Девять лет. Девять лет бесплодной охоты. Двадцать пять жертв. Нет, уже двадцать шесть. Начиная с той, самой первой, единственной, чья фотография висит в начале его личной Стены плача, в пустой, захламленной квартире. Рядом – огромная карта города и окрестностей с кроваво-красными флажками – местами нападений; исчерченная карандашными пометками – вспышками ложных озарений. Плоды долгих мучительных размышлений в попытках вычислить логово существа, лишившего его всего – жены, жизни, себя самого.
Господи, во что он превратился!
Серый, невзрачный человек с костистым лицом и землистого цвета кожей, словно выжженной блеклым свинцовым светом ламп прозекторской.

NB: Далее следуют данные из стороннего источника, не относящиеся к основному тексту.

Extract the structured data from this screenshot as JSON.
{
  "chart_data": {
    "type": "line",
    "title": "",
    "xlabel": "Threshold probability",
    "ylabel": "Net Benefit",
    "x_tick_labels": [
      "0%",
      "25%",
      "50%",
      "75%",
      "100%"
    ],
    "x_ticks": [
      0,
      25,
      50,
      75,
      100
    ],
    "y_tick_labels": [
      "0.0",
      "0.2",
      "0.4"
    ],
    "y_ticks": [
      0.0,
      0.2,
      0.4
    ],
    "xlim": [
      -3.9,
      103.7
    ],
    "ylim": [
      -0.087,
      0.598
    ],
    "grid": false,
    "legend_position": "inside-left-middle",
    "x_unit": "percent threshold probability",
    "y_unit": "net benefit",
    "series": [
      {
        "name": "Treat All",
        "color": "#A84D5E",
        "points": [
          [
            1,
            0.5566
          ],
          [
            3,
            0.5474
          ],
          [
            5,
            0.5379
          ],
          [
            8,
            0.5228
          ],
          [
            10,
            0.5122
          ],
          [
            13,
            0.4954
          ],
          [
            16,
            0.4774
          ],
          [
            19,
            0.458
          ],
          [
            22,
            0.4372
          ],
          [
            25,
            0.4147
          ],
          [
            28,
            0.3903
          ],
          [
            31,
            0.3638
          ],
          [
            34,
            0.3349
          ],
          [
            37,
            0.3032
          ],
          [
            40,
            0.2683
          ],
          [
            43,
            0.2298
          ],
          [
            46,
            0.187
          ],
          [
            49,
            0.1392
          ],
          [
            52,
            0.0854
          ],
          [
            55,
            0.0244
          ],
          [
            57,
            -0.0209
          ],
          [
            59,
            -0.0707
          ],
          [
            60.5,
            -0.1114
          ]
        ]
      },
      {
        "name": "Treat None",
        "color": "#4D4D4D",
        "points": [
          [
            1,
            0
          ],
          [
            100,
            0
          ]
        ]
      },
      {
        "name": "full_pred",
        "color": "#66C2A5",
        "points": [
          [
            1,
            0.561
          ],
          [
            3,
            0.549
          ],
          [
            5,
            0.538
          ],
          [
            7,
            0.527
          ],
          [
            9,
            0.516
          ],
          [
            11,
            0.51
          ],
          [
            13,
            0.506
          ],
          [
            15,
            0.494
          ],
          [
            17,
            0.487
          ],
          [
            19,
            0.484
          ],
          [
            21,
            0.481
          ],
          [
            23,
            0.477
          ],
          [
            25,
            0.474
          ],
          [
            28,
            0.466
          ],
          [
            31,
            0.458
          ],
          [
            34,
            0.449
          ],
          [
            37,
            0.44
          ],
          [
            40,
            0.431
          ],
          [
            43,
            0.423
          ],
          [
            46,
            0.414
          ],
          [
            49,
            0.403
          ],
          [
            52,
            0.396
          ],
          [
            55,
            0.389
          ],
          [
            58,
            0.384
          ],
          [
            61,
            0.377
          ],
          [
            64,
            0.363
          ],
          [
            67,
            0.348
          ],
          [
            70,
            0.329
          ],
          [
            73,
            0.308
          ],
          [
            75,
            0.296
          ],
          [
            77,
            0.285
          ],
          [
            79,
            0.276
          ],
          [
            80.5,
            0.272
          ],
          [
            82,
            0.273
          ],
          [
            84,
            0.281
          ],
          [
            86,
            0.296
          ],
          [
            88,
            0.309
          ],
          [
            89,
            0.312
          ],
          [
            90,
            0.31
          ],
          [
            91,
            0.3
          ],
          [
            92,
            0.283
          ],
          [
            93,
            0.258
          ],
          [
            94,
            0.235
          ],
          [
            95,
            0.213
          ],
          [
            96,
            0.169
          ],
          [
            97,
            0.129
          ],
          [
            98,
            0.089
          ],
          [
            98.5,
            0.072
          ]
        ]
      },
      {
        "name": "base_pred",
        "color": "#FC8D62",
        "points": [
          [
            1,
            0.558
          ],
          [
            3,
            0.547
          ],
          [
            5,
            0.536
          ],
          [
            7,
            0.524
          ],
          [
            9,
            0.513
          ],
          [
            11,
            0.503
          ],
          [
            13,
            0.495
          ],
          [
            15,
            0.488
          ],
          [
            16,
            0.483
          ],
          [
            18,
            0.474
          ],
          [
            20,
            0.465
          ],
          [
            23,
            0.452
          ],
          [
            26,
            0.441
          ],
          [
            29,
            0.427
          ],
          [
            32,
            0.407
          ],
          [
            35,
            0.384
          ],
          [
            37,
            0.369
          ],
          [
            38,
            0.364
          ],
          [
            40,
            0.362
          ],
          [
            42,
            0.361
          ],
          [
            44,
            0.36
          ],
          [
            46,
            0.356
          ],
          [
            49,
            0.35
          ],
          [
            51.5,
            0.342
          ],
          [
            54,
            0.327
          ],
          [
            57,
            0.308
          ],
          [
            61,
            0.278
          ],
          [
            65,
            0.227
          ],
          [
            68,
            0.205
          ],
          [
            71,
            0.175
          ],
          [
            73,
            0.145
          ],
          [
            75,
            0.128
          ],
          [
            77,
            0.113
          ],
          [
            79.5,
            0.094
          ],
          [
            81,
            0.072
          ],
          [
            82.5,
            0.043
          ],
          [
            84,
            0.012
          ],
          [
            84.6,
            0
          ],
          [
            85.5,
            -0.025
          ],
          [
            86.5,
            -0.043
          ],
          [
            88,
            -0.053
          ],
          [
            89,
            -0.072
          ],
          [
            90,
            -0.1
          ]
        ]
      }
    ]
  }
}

Незаметный, как должен быть незаметен санитар труповозки, подрабатывающий в морге на полставки. Знакомые нередко отворачиваются при встрече, словно сам вид его отбивает у них охоту задать простой вопрос: «Что с тобой? Что случилось?»
Он мог бы рассказать. Иногда, действительно, хотелось рассказать кому-нибудь, как на третий день после похорон…
«Мы не знаем, что произошло. Возможно, ваша жена стала жертвой бродячей собаки и потеряла слишком много крови»…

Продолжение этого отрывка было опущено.